ネオンがやけに眩しい秋葉原の街を背に、中央通りを淡路町方面へ歩いていくと、オレンジ色のライトが薄明るく橋を照らしていた。神田川に架かる『万世橋』は昭和5年に造られた石製の橋だ。よく見ると、汽車や桜など、かわいらしいモチーフが施されている。東京屈指のターミナル駅『万世橋駅』は、かつてこの橋の向こう、須田町交差点に面して建っていた。

“神田須田町”と聞いて、ピンと来る人は東京に住んでいても少ないのかも知れない。すぐ近くを神田川が流れるこのエリアは、江戸期より青物市場や資材の運搬で人の往来が活発であった。明治時代になると、飲食店や映画館などの娯楽施設が多く開業したことから繁華街として発展、その賑わいは銀座に匹敵するほどだったという。

神田須田町
国立国会図書館ウェブサイトより

“万世橋駅は明治45年、中央本線の始発駅・市電のハブとして華々しく開業した。駅舎は格調高い鮮やかな煉瓦造りが特徴で、東京駅と同じ辰野金吾の設計。一等・二等待合室の他にバーや会議室などを備えた大変豪華な造りだったようで、2階で営業していた食堂では、岩野泡鳴や芥川龍之介らがしばしば文学サロンを開き、熱い討論を交わすなど、庶民から文化人まで多くの人々に愛されていた。

そんな万世橋駅。駅としての歴史はそう長く続かなかった。7年後に開業した東京駅や神田駅の影響で乗降者数は著しく減少、関東大震災で駅舎が倒壊してからは徐々にその存在も薄れ、昭和18年、静かにその役割を終えたのだ。

マーチエキュート神田万世橋
マーチエキュート神田万世橋

しかし平成25年、残された高架橋を利用して造られた商業施設がオープン。感度の高い飲食店やセレクトショップが並び、人の流れを生む新しいランドマークへと生まれ変わった。どこか懐かしくも洗練された『レトロモダン』な店内を歩けば、木製の床を踏みしめる音が響く。低いアーチ型の天井や、所々にダメージが入った赤煉瓦の壁、開業当時のまま現存する階段のタイルは、今では伝承されていない当時の職人による高度な技法で仕上げられたそうだ。茶色く変色した蹴込みや、コンクリート氷柱も100年の歴史を今に伝えてくれる。
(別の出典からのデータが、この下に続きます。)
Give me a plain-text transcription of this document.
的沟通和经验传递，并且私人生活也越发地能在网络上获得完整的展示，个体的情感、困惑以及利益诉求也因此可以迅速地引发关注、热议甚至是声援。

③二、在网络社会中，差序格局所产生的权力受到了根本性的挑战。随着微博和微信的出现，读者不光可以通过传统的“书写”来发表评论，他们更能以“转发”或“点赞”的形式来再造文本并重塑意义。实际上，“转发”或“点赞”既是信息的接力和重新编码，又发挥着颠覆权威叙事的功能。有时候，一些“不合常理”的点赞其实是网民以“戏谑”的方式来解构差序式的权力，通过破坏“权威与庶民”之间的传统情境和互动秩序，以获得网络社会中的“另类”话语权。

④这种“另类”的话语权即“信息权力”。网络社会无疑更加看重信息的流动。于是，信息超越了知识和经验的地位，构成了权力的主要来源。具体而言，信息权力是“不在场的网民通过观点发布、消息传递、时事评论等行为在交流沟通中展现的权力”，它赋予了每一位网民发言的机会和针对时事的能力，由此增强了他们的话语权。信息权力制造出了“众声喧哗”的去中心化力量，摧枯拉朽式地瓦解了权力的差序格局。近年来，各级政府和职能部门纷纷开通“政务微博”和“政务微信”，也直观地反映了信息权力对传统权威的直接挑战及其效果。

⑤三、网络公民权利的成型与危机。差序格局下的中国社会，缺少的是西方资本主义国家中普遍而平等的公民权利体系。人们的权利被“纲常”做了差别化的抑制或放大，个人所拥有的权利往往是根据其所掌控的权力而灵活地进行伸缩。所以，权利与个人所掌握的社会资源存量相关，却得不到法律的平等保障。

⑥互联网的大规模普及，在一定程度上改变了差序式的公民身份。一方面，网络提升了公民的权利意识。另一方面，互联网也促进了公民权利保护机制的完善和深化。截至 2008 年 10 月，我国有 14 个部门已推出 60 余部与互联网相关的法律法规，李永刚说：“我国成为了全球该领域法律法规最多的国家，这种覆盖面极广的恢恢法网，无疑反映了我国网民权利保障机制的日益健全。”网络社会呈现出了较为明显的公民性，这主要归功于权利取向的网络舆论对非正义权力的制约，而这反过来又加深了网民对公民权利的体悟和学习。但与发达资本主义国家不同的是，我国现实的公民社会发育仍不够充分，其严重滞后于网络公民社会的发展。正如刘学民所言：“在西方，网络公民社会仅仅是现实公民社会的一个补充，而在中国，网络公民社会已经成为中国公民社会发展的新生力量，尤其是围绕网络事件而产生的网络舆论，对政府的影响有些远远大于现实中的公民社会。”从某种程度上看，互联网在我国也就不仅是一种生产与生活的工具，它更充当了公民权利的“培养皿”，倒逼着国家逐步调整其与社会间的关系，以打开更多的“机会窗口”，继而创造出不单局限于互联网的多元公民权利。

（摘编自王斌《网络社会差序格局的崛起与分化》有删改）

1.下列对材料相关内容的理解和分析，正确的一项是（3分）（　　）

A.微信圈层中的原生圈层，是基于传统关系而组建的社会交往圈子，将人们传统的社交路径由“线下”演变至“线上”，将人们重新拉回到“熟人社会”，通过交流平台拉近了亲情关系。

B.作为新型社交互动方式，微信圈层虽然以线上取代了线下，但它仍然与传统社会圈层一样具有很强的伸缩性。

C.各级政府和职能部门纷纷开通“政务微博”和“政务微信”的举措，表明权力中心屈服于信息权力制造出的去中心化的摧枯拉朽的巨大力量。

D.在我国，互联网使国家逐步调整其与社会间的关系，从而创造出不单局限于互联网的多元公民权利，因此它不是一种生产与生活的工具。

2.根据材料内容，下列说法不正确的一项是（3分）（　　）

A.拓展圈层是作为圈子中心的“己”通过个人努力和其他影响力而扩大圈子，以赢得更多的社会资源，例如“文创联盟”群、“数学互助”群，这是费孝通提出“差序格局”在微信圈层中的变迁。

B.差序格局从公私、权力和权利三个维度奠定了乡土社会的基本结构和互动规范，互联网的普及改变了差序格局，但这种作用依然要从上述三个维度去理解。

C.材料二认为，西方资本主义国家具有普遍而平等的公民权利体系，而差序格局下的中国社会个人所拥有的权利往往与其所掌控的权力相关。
デッキに出て、ゆらゆらと神田川に映る街の灯りを眺めながらコーヒーを啜る。遠くから聞こえる電気街の雑踏と、ひんやりとした秋の風が心地よい。ずっと昔から変わらない川の流れと、激動の時代を乗り越え革新を重ねてきたこの地を静かに見守ってきた万世橋駅。当時の記憶や歴史を今にとどめた都心に残る貴重な遺構に、少しばかり背筋が伸びる思いとともに、その場を後にした。